The snappily titled “X-Wing The Miniatures Game” was launched by Fantasy Flight Games (FFG) in 2012, and immediately caught the attention of the tabletop gaming market. A combination of the Star Wars juggernaut with FFG’s beautifully detailed and pre-painted ship models made the game instantly popular. Subsequently waves of expansions introducing additional factions, upgrades, modifications, pilots, factions, ship types, rulesets… until fast forward to late 2017 with wave XIII of ships being released X-Wing was starting to creak under its own weight.

Then in May this year, FFG made the surprise announcement that they were launching a “2nd edition” of X-Wing, with the rules streamlined, refocused, and restructured, with the capacity and flexibility to take on years worth of expansions and additions FFG had planned. Not only that, they released conversion packs, so owners of first edition ships did not have to re-purchase them all.

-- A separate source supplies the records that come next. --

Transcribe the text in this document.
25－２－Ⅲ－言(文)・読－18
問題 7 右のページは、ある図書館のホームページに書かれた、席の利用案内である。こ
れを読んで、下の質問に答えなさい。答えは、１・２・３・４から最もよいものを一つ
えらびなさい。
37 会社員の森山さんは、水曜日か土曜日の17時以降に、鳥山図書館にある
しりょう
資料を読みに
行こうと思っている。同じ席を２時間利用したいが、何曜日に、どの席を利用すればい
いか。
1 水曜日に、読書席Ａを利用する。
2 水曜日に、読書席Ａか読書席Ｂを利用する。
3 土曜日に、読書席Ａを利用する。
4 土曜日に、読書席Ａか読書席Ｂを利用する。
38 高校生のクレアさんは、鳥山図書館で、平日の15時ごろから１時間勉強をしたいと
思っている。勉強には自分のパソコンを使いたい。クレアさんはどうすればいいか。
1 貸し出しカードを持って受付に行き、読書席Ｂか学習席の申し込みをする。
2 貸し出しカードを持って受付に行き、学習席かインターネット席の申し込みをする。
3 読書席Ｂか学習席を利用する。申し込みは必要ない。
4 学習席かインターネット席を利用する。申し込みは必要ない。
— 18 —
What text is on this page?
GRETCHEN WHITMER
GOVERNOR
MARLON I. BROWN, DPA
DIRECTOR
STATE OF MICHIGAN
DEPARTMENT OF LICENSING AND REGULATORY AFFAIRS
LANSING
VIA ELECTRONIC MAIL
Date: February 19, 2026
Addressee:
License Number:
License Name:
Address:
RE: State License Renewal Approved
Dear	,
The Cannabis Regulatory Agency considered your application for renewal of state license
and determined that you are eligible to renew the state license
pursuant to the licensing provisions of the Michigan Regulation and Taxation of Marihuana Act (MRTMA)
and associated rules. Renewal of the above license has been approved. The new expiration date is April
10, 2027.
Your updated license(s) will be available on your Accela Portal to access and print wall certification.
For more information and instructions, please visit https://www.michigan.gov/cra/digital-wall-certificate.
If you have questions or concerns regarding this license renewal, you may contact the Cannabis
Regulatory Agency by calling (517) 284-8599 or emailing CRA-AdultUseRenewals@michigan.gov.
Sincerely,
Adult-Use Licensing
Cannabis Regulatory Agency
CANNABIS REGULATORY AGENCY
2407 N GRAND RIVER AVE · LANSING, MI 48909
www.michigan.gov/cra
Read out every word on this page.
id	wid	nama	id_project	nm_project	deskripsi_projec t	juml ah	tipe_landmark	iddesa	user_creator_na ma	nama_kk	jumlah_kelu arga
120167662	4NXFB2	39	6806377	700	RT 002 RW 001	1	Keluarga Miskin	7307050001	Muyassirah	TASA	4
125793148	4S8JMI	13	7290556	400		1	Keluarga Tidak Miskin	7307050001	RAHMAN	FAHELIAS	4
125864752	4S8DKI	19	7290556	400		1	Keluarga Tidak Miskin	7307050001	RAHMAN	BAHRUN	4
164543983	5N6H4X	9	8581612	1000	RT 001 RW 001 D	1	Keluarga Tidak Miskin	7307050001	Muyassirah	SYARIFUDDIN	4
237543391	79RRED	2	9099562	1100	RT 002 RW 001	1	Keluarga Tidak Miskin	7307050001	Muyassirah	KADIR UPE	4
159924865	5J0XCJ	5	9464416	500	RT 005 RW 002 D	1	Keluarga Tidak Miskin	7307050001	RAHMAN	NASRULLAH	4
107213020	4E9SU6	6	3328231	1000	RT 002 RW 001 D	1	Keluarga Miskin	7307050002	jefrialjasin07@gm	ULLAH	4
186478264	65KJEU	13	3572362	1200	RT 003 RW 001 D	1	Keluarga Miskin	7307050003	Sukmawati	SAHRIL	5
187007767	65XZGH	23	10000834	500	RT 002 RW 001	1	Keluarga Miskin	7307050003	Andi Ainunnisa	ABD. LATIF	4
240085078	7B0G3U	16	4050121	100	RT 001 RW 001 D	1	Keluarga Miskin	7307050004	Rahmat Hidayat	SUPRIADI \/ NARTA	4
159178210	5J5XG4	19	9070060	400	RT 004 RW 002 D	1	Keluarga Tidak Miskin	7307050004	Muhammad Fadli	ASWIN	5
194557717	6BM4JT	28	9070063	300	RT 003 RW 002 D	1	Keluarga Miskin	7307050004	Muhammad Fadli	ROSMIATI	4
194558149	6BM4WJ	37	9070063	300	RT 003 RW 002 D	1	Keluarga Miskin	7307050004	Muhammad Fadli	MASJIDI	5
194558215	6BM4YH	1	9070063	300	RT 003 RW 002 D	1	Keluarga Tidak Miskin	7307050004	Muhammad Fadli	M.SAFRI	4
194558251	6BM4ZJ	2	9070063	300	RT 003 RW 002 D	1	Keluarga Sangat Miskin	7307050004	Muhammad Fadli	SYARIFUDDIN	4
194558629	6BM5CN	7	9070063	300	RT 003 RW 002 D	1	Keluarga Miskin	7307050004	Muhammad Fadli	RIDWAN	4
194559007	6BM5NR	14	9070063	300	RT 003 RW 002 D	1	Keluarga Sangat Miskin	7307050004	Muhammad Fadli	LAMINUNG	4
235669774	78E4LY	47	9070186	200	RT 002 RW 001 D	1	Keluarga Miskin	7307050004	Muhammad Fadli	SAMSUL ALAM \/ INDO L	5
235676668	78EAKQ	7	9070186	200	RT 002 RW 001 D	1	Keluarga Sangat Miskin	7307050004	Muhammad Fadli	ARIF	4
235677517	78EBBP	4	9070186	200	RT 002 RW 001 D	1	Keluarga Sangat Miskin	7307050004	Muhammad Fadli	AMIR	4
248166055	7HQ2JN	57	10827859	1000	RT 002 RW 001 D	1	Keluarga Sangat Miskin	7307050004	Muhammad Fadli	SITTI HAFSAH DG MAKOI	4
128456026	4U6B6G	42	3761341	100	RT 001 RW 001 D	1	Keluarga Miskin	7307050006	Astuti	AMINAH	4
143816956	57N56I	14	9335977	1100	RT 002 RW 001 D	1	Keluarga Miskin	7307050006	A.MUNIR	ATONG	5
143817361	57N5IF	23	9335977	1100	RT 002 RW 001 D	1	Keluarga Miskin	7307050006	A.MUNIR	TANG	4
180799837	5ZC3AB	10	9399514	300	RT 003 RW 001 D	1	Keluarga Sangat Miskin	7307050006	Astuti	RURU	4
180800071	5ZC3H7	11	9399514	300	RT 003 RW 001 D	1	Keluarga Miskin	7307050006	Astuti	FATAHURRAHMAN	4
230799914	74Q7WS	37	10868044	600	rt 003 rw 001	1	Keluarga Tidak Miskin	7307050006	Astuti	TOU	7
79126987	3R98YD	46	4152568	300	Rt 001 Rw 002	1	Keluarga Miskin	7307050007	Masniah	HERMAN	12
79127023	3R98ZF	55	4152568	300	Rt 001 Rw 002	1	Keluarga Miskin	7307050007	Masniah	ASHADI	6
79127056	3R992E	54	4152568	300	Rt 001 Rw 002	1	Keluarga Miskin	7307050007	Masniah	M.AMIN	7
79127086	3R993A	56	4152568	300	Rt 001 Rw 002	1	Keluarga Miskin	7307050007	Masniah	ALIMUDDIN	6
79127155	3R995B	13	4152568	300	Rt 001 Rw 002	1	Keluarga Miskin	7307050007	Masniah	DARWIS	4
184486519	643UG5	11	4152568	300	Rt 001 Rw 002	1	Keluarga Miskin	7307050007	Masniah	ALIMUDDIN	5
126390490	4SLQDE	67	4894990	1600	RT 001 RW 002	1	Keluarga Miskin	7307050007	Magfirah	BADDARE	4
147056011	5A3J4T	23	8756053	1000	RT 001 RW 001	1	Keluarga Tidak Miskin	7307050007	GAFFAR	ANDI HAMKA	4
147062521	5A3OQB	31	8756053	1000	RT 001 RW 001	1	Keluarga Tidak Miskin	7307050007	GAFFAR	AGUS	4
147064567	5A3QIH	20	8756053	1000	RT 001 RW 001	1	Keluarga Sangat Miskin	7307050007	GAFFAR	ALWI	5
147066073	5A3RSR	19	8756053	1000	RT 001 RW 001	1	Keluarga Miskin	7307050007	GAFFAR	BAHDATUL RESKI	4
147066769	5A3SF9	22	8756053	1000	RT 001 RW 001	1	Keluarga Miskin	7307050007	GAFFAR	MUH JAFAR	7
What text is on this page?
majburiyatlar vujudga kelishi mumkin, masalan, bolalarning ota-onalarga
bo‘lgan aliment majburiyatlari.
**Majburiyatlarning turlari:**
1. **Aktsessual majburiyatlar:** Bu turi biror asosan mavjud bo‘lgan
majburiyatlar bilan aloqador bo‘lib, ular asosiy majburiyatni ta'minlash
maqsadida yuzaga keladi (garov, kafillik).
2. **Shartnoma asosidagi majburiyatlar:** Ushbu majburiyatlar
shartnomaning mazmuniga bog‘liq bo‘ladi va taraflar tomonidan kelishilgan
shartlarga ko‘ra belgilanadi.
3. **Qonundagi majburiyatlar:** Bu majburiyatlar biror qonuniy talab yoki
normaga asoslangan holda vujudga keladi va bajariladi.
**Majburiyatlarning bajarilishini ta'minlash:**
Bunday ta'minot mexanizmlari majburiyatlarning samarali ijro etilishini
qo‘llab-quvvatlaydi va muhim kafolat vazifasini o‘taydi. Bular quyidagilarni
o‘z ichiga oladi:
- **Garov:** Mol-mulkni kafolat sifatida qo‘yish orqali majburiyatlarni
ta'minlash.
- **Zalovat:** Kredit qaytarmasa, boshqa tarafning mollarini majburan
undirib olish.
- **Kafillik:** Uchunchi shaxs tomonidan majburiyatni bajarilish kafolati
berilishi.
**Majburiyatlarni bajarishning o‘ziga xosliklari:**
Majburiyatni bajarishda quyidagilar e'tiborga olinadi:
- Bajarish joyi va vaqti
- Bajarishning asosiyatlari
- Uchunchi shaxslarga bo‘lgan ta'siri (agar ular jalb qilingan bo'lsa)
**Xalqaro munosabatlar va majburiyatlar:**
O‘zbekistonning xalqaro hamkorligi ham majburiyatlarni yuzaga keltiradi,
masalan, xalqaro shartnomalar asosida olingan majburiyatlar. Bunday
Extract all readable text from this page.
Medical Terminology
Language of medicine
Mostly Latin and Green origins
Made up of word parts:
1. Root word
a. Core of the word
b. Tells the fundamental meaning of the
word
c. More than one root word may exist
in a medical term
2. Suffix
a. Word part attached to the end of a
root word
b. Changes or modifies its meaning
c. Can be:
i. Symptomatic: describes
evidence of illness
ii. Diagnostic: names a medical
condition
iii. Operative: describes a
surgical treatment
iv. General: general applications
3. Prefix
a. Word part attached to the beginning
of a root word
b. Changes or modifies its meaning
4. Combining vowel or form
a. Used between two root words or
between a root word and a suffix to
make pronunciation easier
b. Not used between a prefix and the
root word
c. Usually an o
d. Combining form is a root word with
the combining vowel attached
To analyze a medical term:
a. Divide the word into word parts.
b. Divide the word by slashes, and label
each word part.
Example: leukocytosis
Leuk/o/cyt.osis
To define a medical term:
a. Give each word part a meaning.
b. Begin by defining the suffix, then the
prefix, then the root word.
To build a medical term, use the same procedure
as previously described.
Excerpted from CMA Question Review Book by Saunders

As a recent discoverer of the tabletop scene, I felt that the sheer size and breadth of X-Wing made it unapproachable – but with this combined reboot and relaunch, it felt like the perfect opportunity to see what all the fuss was about.

So let’s rewind somewhat. What actually IS X-Wing? As the original first edition’s title suggests, it is a miniatures game, essentially with you and an opponent performing elaborate dogfights in the Star Wars universe, preselecting your ship’s manoeuvres, then letting them play it out, to devastating, horrific, or even comedic effect.

However you’re not just choosing the ships, but you are choosing pilots and upgrades too. All of these have a points value, so you and your opponent both build your squad to an agreed value (to keep things balanced), and your selections determine what options are available to you, what types of manoeuvres your ship and pilot can make, and how much damage you can deal.

Having said that, this new edition of the game only comes with three ships – two TIE fighters and one X-Wing, so the choices available to you from the outset are pretty limited.

FFG have anticipated this, and have introduced two additional ways to play the game that were not present in the original, to help you get move value for money out of it.

Firstly, instead of laboriously calculating the points values of your squad, the game comes with a set of “Quick Build” cards that include sets of pilots and upgrades for each ship with a “threat level” rating. So you can simply pick two level 2 TIE fighters against one level 4 X-Wing and be confident that you have an evenly matched game without all the faff.

Once you have familiarised yourselves with the rules, and played around with threat levels a bit, you may find yourself wanting more, which is where the second game mode comes in: “Escalation”. Recognising the limitations of only having the three ships of the starter set, Escalation lets you simulate a larger scale battle without the expense of buying more ships. The game starts off using lower threat level squads, but as your ships get eliminated, you bring them back in with a different pilot at a higher threat level, replicating backup arriving at the opportune moment. It is a brilliant way of getting more out of the core set.

One of the biggest dead ends that the original X-Wing was forced into, was how to deal with ships that turned out to be relatively overpowered as the game evolved. As the points values were printed on the game components, it restricted what they could do. So the biggest change in the second edition is the removal of all pre-printed points costs. Instead, you use the official app or website, or download the current PDF, to build your squad. This gives FFG the facility to tweak the values on the fly as the game evolves.

Some people begrudge technology encroaching into their tabletop hobby, but FFG have handled it well. OK it may be a little clunky having to refer back from game components to whichever points source you choose to use as you build your squad, but I think that’s a small price to play to ensure the game’s longevity. On the plus side, you can build your squad on your lunch break with nothing more than your phone!

So how does it play? I’ve played a number of games, both at home with my son, and in our local games store where they run regular X-Wing nights, and I thoroughly enjoyed it. There are strategic choices to be made, as you and your opponent preselect your ship manoeuvres, trying to anticipate each other’s moves. One moment you can pull the equivalent of a perfect handbrake turn, dropping right behind that pesky TIE fighter that’s been after you for ages. The next you miscalculate an evasion and crash into the dark lord of the Sith himself. Or accidentally select “right” when you meant “left” resulting in your ship careering off the edge of the battlefield into deep space.

There is a lot to learn, not just about your ships, but understanding your opponent’s capabilities. It’s also not a cheap hobby, there is an almost unlimited number of ships to spend your money on. But if you are willing to invest in it, you will find some of the most fast-paced and satisfying tabletop dogfighting around.